The fact that Quibble Pants only “acknowledges” the first three Daring Do books as the true series is likely either a nod to the Star Wars Trilogy, which is probably the biggest target of older fans loving the original three films and hating the prequels, or possibly even My Little Pony: Friendship is Magic itself, with many members of the fandom thinking the show started to “go downhill” as soon as Twilight Sparkle became an alicorn at the end of Season Three.
No wonder the “hot carrot” vendor is so miserable. Look at her Cutie Mark. I’d be miserable if the purpose of my life was to sell hot dogs at cons.
The hotel the con is being held at has a three-hoof rating. 😛
One of the many things Quibble Pants does that is a parody of psychotic fandoms is give short, dismissive laughs to people who disagree with him. That happens a lot in comment threads when the conversation goes from facts to simply insulting each other.

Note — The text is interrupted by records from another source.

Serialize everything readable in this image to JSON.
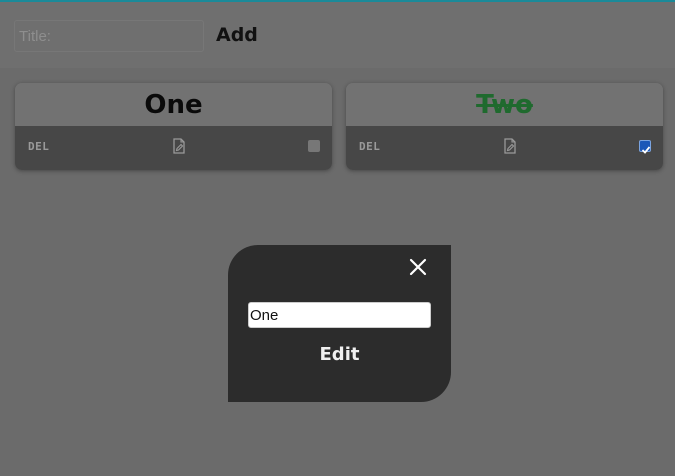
{
  "header": {
    "title_placeholder": "Title:",
    "add_label": "Add"
  },
  "todos": [
    {
      "title": "One",
      "delete_label": "DEL",
      "edit_icon": "edit-file-icon",
      "done": false
    },
    {
      "title": "Two",
      "delete_label": "DEL",
      "edit_icon": "edit-file-icon",
      "done": true
    }
  ],
  "modal": {
    "close_icon": "close-icon",
    "input_value": "One",
    "edit_label": "Edit"
  },
  "colors": {
    "background": "#6b6b6b",
    "card_footer": "#474747",
    "done_title": "#1f6a2e",
    "checkbox_checked": "#1b57b8",
    "modal_background": "#2c2c2c"
  }
}
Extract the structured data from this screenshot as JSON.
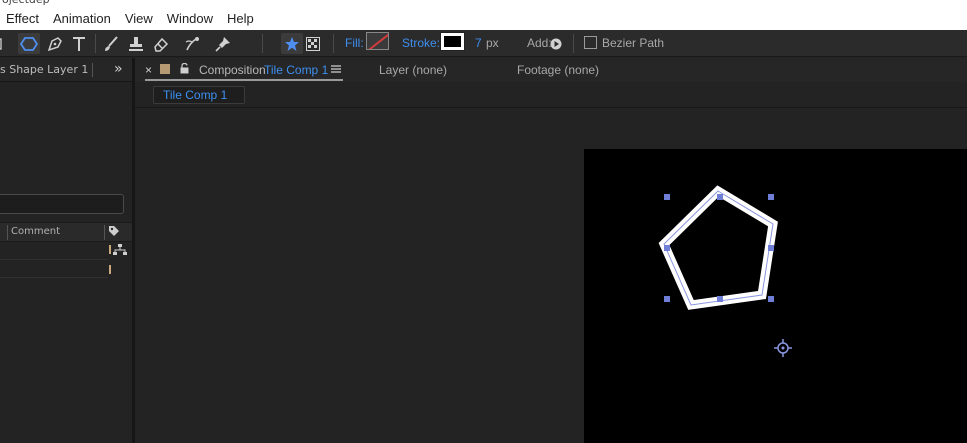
{
  "app": {
    "title_fragment": "ojectdep"
  },
  "menu": [
    "Effect",
    "Animation",
    "View",
    "Window",
    "Help"
  ],
  "toolbar": {
    "fill_label": "Fill:",
    "stroke_label": "Stroke:",
    "stroke_width": "7",
    "stroke_unit": "px",
    "add_label": "Add:",
    "bezier_label": "Bezier Path"
  },
  "left_panel": {
    "tab_text": "s Shape Layer 1",
    "comment_header": "Comment"
  },
  "comp_panel": {
    "composition_prefix": "Composition",
    "composition_name": "Tile Comp 1",
    "layer_tab": "Layer (none)",
    "footage_tab": "Footage (none)",
    "subtab": "Tile Comp 1"
  },
  "colors": {
    "accent": "#3d8ff0",
    "handle": "#6f7fd8",
    "fill_swatch_slash": "#d23b3b"
  }
}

This episode does dare to answer the popular fanfiction question of what fictional characters would do if they went to a con for their series. 😛
One of the earth pony cosplayers made cardboard wings for their Daring Do cosplay.
The “cardboard box” Cabelleron cosplayer is a parody of the…uh…commendable effort cosplays that are always at conventions. Hey, at least someone’s getting a picture of him.
The bit where Quibble shouts for Daring and Rainbow to go around the monster and they mishear him saying to go over is a parody of a similar scene in “Indiana Jones and the Last Crusade”, where Indy yells at Elsa to not go between two boats being pushed together, and she mishears it as to go between them.
As another Indiana Jones knockoff, Daring Do says about the seven faceted chest: “I’ve got to get this to a museum”, a twist on Indiana Jones’ line: “It belongs in a museum.”